But one must not be altogether unreasonable. When we first came in sight of the lake the rain lifted, and the afternoon sun gushed out upon a world of vineyards. In other words, the vines clothe all the little levels and vast slopes of the mountain-sides as far up as the cold will let the grapes grow. There is literally almost no other cultivation, and it is a very pretty sight. On top of the mountains are the chalets with their kine, and at a certain elevation the milk and the wine meet, while below is the water of the lake, so good to mix with both. I do not know that the Swiss use it for that purpose, but there are countries where something of the sort would be done.

When the train put us down at Villeneuve, among railway people as indifferent as our own at country stations, and much crosser and more snubbing, the demand for grapes began with the party who remained with the baggage, while a party of the second part went off to find the pension where we were to pass the next three months. The grape-seekers strolled up the stony, steaming streets of the little town, asking for grapes right and left, at all the shops, in their imperfect French, and returned to the station with a paper of gingerbread which they had bought at a jeweller’s. I do not know why this artist should have had it for sale, but he must have had it a long time, for it was densely inhabited. Afterwards we found two shops in Villeneuve where they had the most delicious petits gâteaux, fresh every day, and nothing but the mania for unattainable grapes prevented the first explorers from seeing them.

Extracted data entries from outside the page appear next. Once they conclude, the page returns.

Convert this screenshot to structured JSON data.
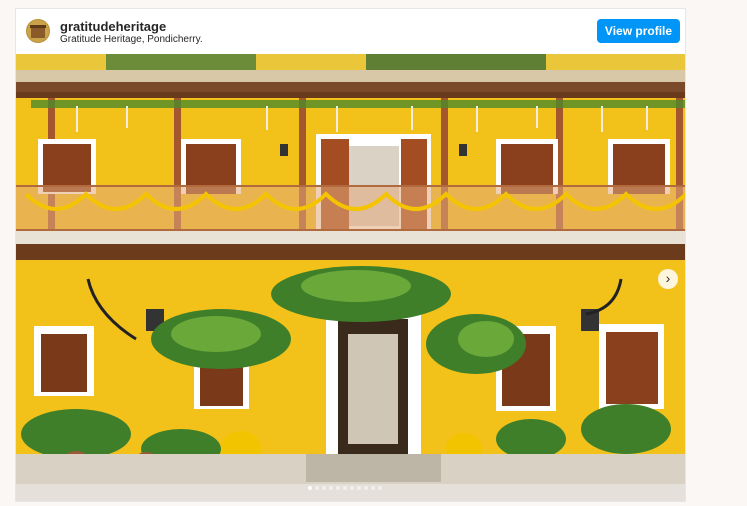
{
  "post": {
    "username": "gratitudeheritage",
    "location": "Gratitude Heritage, Pondicherry.",
    "view_profile_label": "View profile",
    "image_alt_icon": "photo-of-yellow-heritage-house"
  },
  "carousel": {
    "next_icon": "chevron-right-icon",
    "next_glyph": "›",
    "dot_count": 11,
    "active_index": 0
  },
  "colors": {
    "wall": "#f2c21b",
    "accent_button": "#0095f6",
    "wood": "#9a4e2a"
  }
}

In the mean time the party of the second part had found the pension—a pretty stone villa overlooking the lake, under the boughs of tall walnut-trees, on the level of a high terrace. Laurel and holly hemmed it in on one side, and southward spread a pleasant garden full of roses and imperfectly ripening fig-trees. In the rear the vineyards climbed the mountains in irregular breadths to the belt of walnuts, beyond which were only forests and pastures. I heard the roar of the torrent that foamed down the steep; the fountain plashed under the group of laurels at the kitchen door; the roses dripped all round the house; and the lake lapped its shores below. Decidedly there was a sense of wet.

The house, which had an Italian outside covered with jasmine and wistarias, confessed the North within. There was a huge hall stove, not yet heated, but on the hearth of the pleasant salon an acceptable fire of little logs was purring. Beside it sat a lady reading, and at a table her daughter was painting flowers. A little Italian, a very little English, a good deal of French, helped me to understand that mademoiselle the landlady was momentarily absent, that the season was exceptionally bad, and that these ladies were glad of the sunshine which we were apparently bringing with us. They spoke with those Suissesse voices, which are the sweetest and most softly modulated voices in the world, whether they come from the throat of peasant or of lady, and can make a transaction in eggs and butter in the market-place as musical as chanted verse. To the last these voices remained a delight, and the memory of them made most Italian women’s voices a pang when we heard them afterwards.